We need to change the way we approach child maltreatment, both medically and legally. Since taking over as head of the Division of Protective Services, my focus has been to make Lurie Children's Child Protection Team the nation's leader in child maltreatment research, education, training and clinical care.
As a former trial attorney in the U.S. Navy JAG Corps, I was impressed by the strength and courage an 11-year-old sexual abuse victim showed on the stand when I prosecuted her perpetrator. Although our legal system had helped her, I knew I had to do more.
I've always approached child abuse pediatrics with the understanding that the very nature of the child maltreatment system involves both medical and legal expertise. However, these two areas are often worlds apart. Making it easier for our legal colleagues to understand the nuances of child abuse ultimately helps protect its victims. To achieve this goal, we in the child welfare realm need to provide the empiric research evidence that harm has been inflicted.

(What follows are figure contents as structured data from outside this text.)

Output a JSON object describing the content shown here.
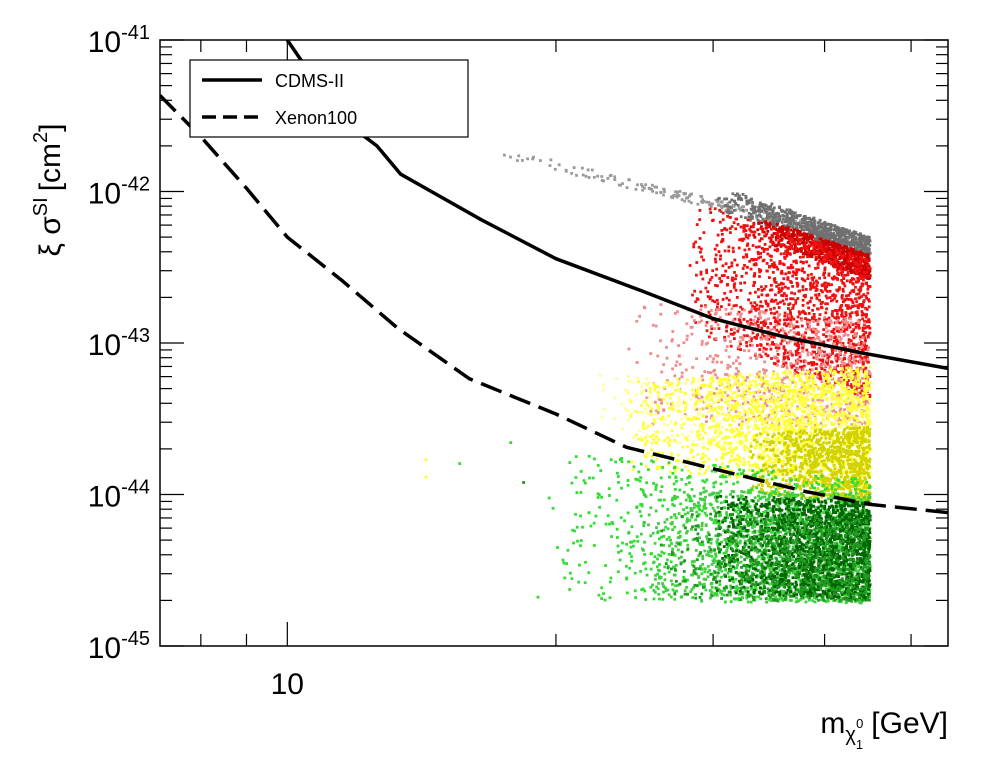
{
  "chart_data": {
    "type": "scatter",
    "title": "",
    "xlabel": {
      "main": "m",
      "sub": "χ",
      "sub_sub": "1",
      "sup": "0",
      "unit": "[GeV]"
    },
    "ylabel": {
      "main": "ξ σ",
      "sup": "SI",
      "unit_open": "[cm",
      "unit_sup": "2",
      "unit_close": "]"
    },
    "x_scale": "log",
    "y_scale": "log",
    "xlim": [
      7.2,
      55
    ],
    "ylim": [
      1e-45,
      1e-41
    ],
    "x_major_ticks": [
      {
        "value": 10,
        "label": "10"
      }
    ],
    "y_major_ticks": [
      {
        "value": 1e-45,
        "base": "10",
        "exp": "-45"
      },
      {
        "value": 1e-44,
        "base": "10",
        "exp": "-44"
      },
      {
        "value": 1e-43,
        "base": "10",
        "exp": "-43"
      },
      {
        "value": 1e-42,
        "base": "10",
        "exp": "-42"
      },
      {
        "value": 1e-41,
        "base": "10",
        "exp": "-41"
      }
    ],
    "legend": {
      "position": "top-left",
      "entries": [
        {
          "label": "CDMS-II",
          "style": "solid"
        },
        {
          "label": "Xenon100",
          "style": "dashed"
        }
      ]
    },
    "lines": [
      {
        "name": "CDMS-II",
        "style": "solid",
        "color": "#000000",
        "points": [
          [
            10.0,
            1e-41
          ],
          [
            11.5,
            3e-42
          ],
          [
            12.6,
            2e-42
          ],
          [
            13.4,
            1.3e-42
          ],
          [
            14.5,
            1e-42
          ],
          [
            16.5,
            6.5e-43
          ],
          [
            20.0,
            3.6e-43
          ],
          [
            25.0,
            2.2e-43
          ],
          [
            30.0,
            1.45e-43
          ],
          [
            36.0,
            1.1e-43
          ],
          [
            44.0,
            8.6e-44
          ],
          [
            55.0,
            6.8e-44
          ]
        ]
      },
      {
        "name": "Xenon100",
        "style": "dashed",
        "color": "#000000",
        "points": [
          [
            7.2,
            4.3e-42
          ],
          [
            8.0,
            2.3e-42
          ],
          [
            9.0,
            1.05e-42
          ],
          [
            10.0,
            5e-43
          ],
          [
            11.5,
            2.6e-43
          ],
          [
            13.3,
            1.25e-43
          ],
          [
            16.0,
            5.8e-44
          ],
          [
            20.0,
            3.4e-44
          ],
          [
            24.0,
            2.05e-44
          ],
          [
            30.0,
            1.48e-44
          ],
          [
            38.0,
            1.05e-44
          ],
          [
            45.0,
            8.6e-45
          ],
          [
            55.0,
            7.6e-45
          ]
        ]
      }
    ],
    "scatter_groups": [
      {
        "name": "grey-upper",
        "color": "#9a9a9a"
      },
      {
        "name": "grey-dark",
        "color": "#707070"
      },
      {
        "name": "red",
        "color": "#ee1111"
      },
      {
        "name": "red-dark",
        "color": "#cc0000"
      },
      {
        "name": "pink",
        "color": "#f08c8c"
      },
      {
        "name": "yellow",
        "color": "#ffff33"
      },
      {
        "name": "yellow-pale",
        "color": "#ffff99"
      },
      {
        "name": "olive",
        "color": "#d2d200"
      },
      {
        "name": "green-bright",
        "color": "#33dd33"
      },
      {
        "name": "green-light",
        "color": "#44cc44"
      },
      {
        "name": "green-dark",
        "color": "#006600"
      },
      {
        "name": "green-mid",
        "color": "#229922"
      }
    ],
    "scatter_cutoff_mass": 45
  },
  "colors": {
    "background": "#ffffff",
    "axis": "#000000"
  }
}
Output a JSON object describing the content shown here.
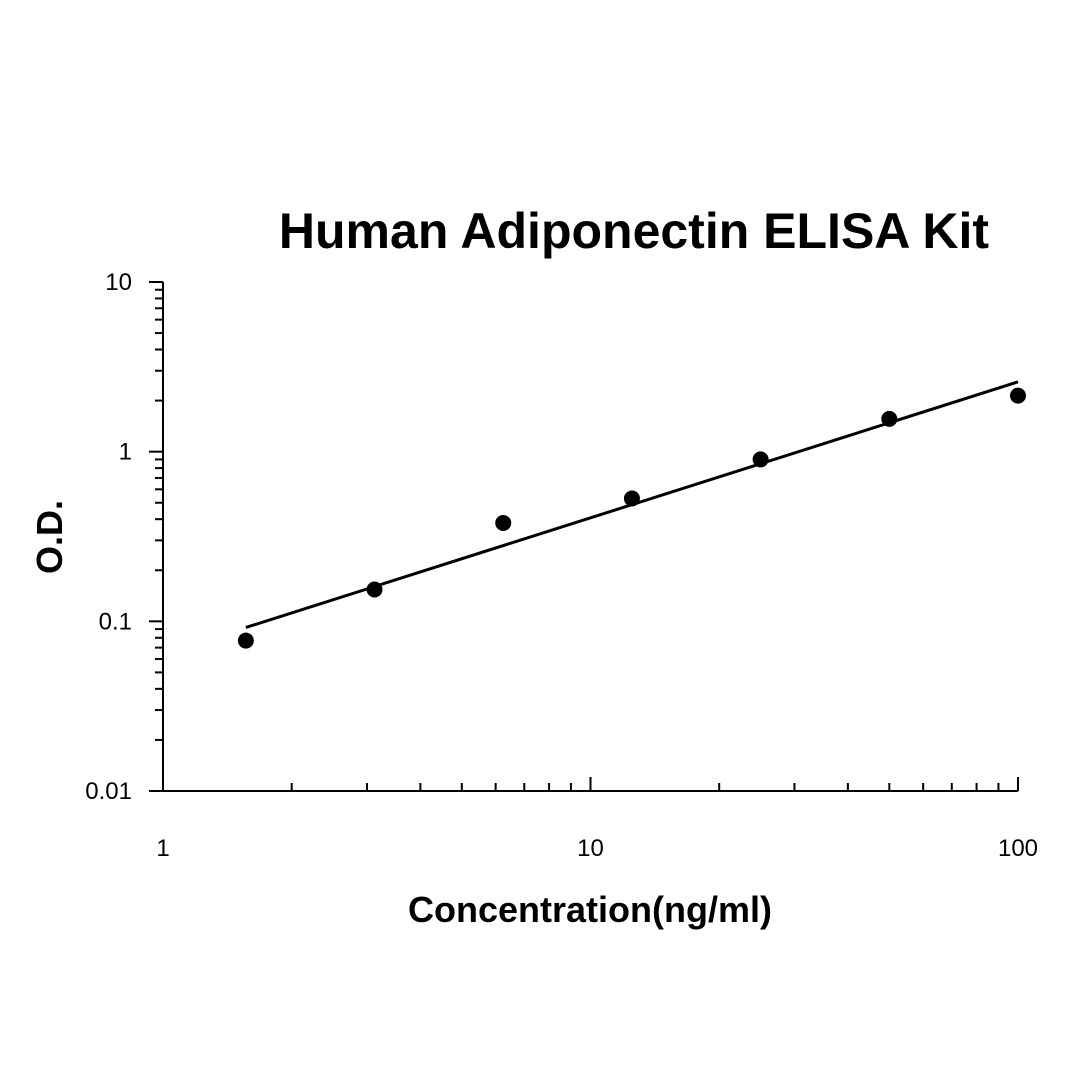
{
  "chart_data": {
    "type": "scatter",
    "title": "Human Adiponectin ELISA Kit",
    "x_label": "Concentration(ng/ml)",
    "y_label": "O.D.",
    "log_x": true,
    "log_y": true,
    "x": [
      1.5625,
      3.125,
      6.25,
      12.5,
      25,
      50,
      100
    ],
    "series": [
      {
        "color": "#000000",
        "values": [
          0.077,
          0.154,
          0.38,
          0.53,
          0.9,
          1.56,
          2.14
        ]
      }
    ],
    "fit": {
      "color": "#000000",
      "x": [
        1.5625,
        100
      ],
      "values": [
        0.092,
        2.58
      ]
    },
    "xlim": [
      1,
      100
    ],
    "ylim": [
      0.01,
      10
    ],
    "xticks": [
      1,
      10,
      100
    ],
    "yticks": [
      0.01,
      0.1,
      1,
      10
    ],
    "xminorticks": [
      2,
      3,
      4,
      5,
      6,
      7,
      8,
      9,
      20,
      30,
      40,
      50,
      60,
      70,
      80,
      90
    ],
    "yminorticks": [
      0.02,
      0.03,
      0.04,
      0.05,
      0.06,
      0.07,
      0.08,
      0.09,
      0.2,
      0.3,
      0.4,
      0.5,
      0.6,
      0.7,
      0.8,
      0.9,
      2,
      3,
      4,
      5,
      6,
      7,
      8,
      9
    ]
  }
}
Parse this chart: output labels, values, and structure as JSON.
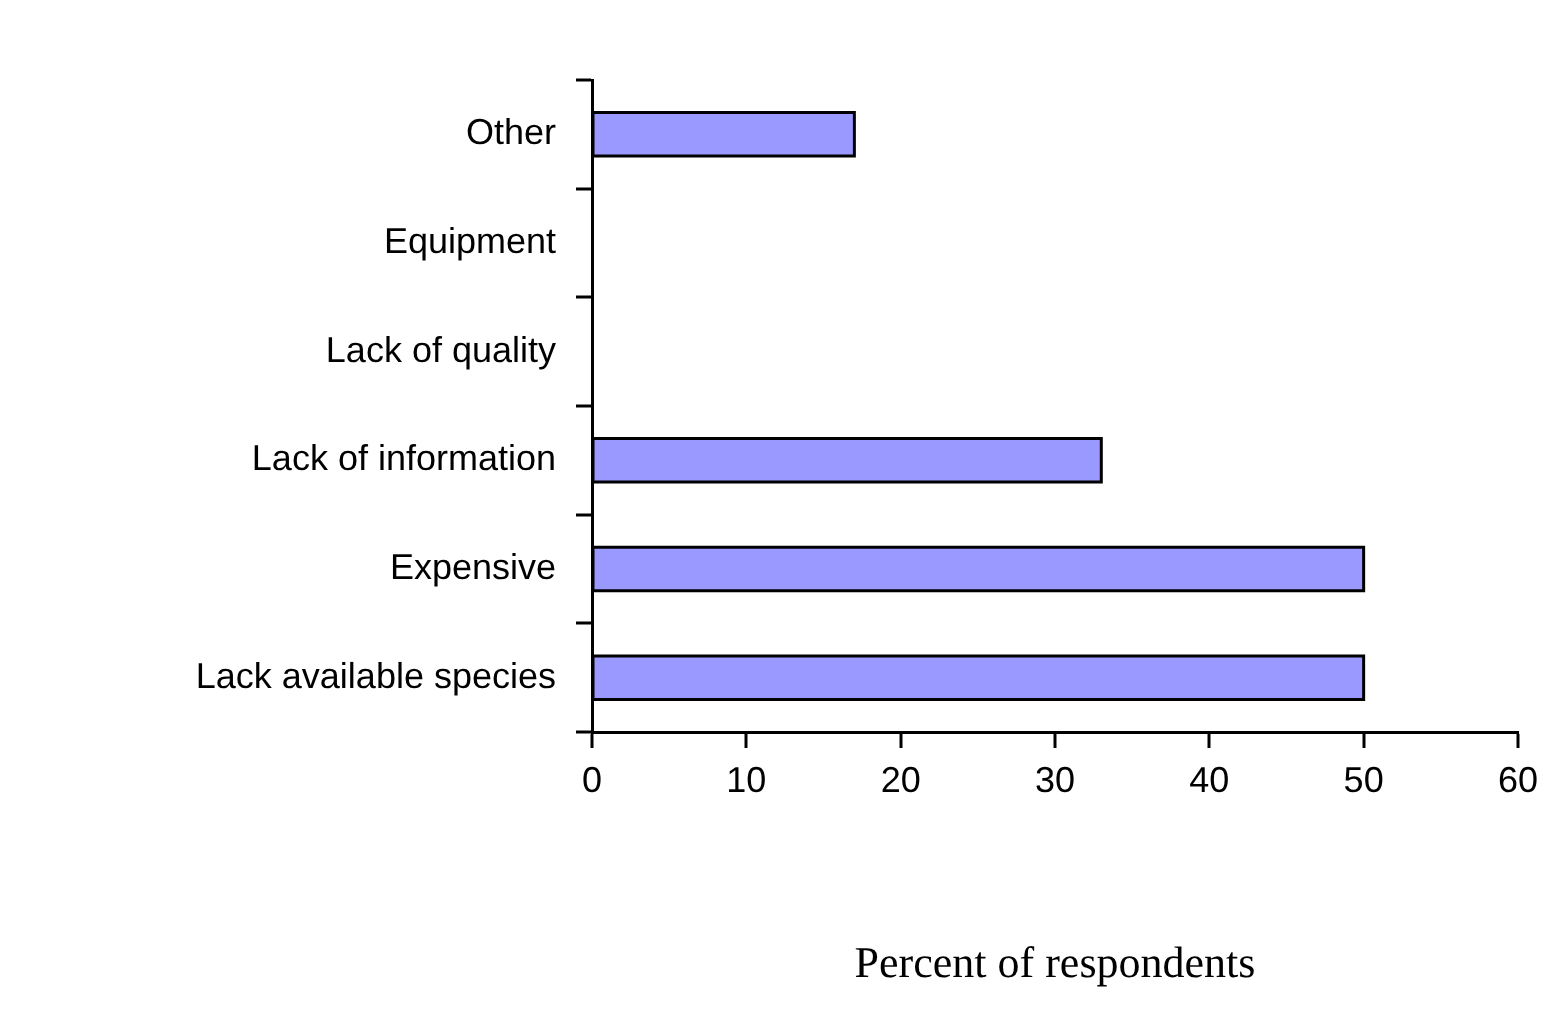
{
  "chart_data": {
    "type": "bar",
    "orientation": "horizontal",
    "xlabel": "Percent of respondents",
    "categories": [
      "Other",
      "Equipment",
      "Lack of quality",
      "Lack of information",
      "Expensive",
      "Lack available species"
    ],
    "values": [
      17,
      0,
      0,
      33,
      50,
      50
    ],
    "color": "#9999ff",
    "xlim": [
      0,
      60
    ],
    "xticks": [
      0,
      10,
      20,
      30,
      40,
      50,
      60
    ],
    "grid": false,
    "legend": false
  }
}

For example, almost all physicians agree that shaking an infant or young child is dangerous and can cause bleeding in the brain and other injuries. However, the diagnosis of shaken baby syndrome has been called into question by recent judicial decisions, legal literature and prominent media sources. Consequently, courts have overturned prior shaken baby convictions. This trend has had a chilling effect on future prosecutions, and, more importantly, the safety of vulnerable infants in child protection hearings.
Our legal system relies upon generally accepted concepts in the medical community but is ill-equipped to assess them. Thus, courts are susceptible to the misinformation of a single or small cadre of experts. In efforts to assist our legal system, my colleagues and I conducted, and recently published in the Journal of Pediatrics, the first national study on the level of acceptance of shaken baby syndrome/abusive head trauma. Surveying specialists from multiple disciplines at the nation's leading children's hospitals, we found that physicians generally do accept that shaking a young child is a dangerous form of abuse. This data could finally help to turn legal disbelievers into believers.
My colleagues and I take our responsibility seriously to do all we can to prevent child abuse and advocate for its victims. By advancing the science through innovative research, increasing the awareness of child maltreatment studies and leveraging technology to enhance diagnostic accuracy, I believe we can chart a new course towards ending child abuse.